AMD’s new 0.13-micron Athlon XP/2200+ delivers very good performance results. Only when faced with SSE2-optimised software and multimedia applications such as video and audio encoding programs does the Athlon XP give way to Intel’s Pentium 4. When running other applications (games, Internet) the AMD chip is either faster than or tied with the Pentium 4. Although Intel has a clear performance advantage with the new 533MHz-bus Pentium 4 in combination with PC1066 Rambus memory, PCs built around these components will be expensive. Equipped with the more common DDR266 memory, the 2.53GHz Pentium 4/2533 will not always match the performance of an Athlon XP/2200+. However, more and more software producers are optimising their programs for Intel’s flagship CPU. Our performance tests with Lightwave 7b and the DivX compression with XMpeg show just how much can be achieved with P4-optimised software. Here, the Pentium 4 has a clear performance advantage over the Athlon XP -- no matter which type of memory is used.
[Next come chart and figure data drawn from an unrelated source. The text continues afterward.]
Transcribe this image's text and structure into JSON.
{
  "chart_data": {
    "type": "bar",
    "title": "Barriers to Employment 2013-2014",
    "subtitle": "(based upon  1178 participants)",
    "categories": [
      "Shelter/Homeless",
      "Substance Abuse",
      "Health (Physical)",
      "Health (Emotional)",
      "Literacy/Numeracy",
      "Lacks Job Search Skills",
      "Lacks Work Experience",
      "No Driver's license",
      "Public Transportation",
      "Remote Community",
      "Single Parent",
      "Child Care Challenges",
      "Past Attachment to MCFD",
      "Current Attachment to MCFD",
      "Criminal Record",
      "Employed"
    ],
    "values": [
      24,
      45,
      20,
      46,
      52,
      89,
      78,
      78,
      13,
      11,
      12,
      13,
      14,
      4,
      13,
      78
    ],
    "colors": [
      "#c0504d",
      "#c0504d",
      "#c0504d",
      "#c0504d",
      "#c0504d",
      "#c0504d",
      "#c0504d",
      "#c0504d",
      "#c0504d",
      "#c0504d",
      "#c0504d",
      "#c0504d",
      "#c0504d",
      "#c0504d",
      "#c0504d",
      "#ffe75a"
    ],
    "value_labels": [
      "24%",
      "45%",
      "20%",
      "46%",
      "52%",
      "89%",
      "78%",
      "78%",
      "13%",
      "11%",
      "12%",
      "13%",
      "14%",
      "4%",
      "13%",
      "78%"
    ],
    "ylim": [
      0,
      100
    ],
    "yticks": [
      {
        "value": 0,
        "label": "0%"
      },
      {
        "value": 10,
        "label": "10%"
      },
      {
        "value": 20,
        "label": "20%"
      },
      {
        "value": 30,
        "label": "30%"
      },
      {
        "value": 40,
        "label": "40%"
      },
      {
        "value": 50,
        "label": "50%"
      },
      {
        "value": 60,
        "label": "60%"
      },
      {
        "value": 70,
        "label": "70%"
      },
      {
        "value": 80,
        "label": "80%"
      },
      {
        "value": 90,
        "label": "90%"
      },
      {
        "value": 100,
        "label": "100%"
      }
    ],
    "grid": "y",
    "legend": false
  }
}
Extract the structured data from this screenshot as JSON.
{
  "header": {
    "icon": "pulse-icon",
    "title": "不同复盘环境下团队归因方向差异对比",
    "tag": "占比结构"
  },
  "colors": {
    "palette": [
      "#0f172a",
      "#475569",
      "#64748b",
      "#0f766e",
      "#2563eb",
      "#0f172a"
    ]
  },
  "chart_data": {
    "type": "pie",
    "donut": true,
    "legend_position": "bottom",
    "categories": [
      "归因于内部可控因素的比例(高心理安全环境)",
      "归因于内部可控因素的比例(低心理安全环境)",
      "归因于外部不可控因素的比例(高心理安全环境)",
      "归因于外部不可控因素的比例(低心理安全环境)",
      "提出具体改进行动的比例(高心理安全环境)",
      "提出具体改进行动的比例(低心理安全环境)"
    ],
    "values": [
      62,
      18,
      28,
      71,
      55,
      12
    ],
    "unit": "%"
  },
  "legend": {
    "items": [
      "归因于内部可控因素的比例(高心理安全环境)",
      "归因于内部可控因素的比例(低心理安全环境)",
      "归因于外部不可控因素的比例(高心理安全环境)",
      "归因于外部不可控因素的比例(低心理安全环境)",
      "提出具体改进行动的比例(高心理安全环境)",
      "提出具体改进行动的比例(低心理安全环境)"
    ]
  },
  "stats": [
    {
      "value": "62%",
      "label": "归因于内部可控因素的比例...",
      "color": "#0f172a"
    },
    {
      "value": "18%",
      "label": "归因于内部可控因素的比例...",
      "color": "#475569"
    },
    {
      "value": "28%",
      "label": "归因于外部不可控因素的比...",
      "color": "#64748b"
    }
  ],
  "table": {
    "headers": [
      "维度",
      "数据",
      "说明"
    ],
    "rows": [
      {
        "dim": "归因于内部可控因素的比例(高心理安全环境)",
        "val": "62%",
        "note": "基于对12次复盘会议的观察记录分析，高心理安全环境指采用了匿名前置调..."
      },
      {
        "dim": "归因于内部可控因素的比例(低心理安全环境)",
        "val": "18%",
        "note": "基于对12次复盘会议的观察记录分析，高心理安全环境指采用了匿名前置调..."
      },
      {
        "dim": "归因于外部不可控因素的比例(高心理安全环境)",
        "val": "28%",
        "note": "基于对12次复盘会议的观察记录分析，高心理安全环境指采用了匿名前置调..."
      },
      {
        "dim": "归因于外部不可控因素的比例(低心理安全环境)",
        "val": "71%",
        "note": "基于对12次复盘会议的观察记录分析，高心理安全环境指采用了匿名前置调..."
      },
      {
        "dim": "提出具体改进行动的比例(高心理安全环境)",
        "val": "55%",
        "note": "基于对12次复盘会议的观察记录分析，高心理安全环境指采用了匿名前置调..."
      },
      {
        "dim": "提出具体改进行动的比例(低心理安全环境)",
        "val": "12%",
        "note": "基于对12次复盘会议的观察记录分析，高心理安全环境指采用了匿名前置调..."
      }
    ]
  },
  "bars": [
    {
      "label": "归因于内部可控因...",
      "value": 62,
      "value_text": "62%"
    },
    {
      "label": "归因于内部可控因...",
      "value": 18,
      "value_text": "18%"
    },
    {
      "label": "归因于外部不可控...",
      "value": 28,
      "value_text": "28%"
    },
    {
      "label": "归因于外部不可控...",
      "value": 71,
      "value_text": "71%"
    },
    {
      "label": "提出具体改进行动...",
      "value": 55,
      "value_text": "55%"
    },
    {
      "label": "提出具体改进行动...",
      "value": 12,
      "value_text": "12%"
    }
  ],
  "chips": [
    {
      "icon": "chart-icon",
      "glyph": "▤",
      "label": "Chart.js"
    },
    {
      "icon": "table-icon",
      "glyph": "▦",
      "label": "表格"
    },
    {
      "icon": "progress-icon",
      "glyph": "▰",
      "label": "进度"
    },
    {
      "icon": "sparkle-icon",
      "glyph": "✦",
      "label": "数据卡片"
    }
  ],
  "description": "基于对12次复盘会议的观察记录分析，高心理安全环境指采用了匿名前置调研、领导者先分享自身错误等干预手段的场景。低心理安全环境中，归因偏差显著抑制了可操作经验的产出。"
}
AMD processors, on the other hand, enjoy an extremely attractive price/performance ratio. The 2.53GHz Pentium 4 costs at $637 (when bought in 1,000-unit quantities), which is more than double what you‘ll pay for an Athlon XP/2200+ ($241). Furthermore, PC1066 Rambus memory is nearly three times as expensive as DDR333 memory.
The bottom line
In the long term, the Athlon XP cannot keep up with the Pentium 4. Intel is increasing the clock speed on the Pentium 4 faster than AMD can with the Athlon XP. In the second half of this year AMD will release an Athlon XP with 512KB of Level 2 cache, codenamed Barton. However, the company does not plan to increase the Athlon's frontside bus to 166MHz -- which seems appropriate given the advent of DDR333 memory. AMD should remain competitive with the Barton processor until the end of the year. After that, the Hammer chip is set to take over the pursuit of the Pentium 4.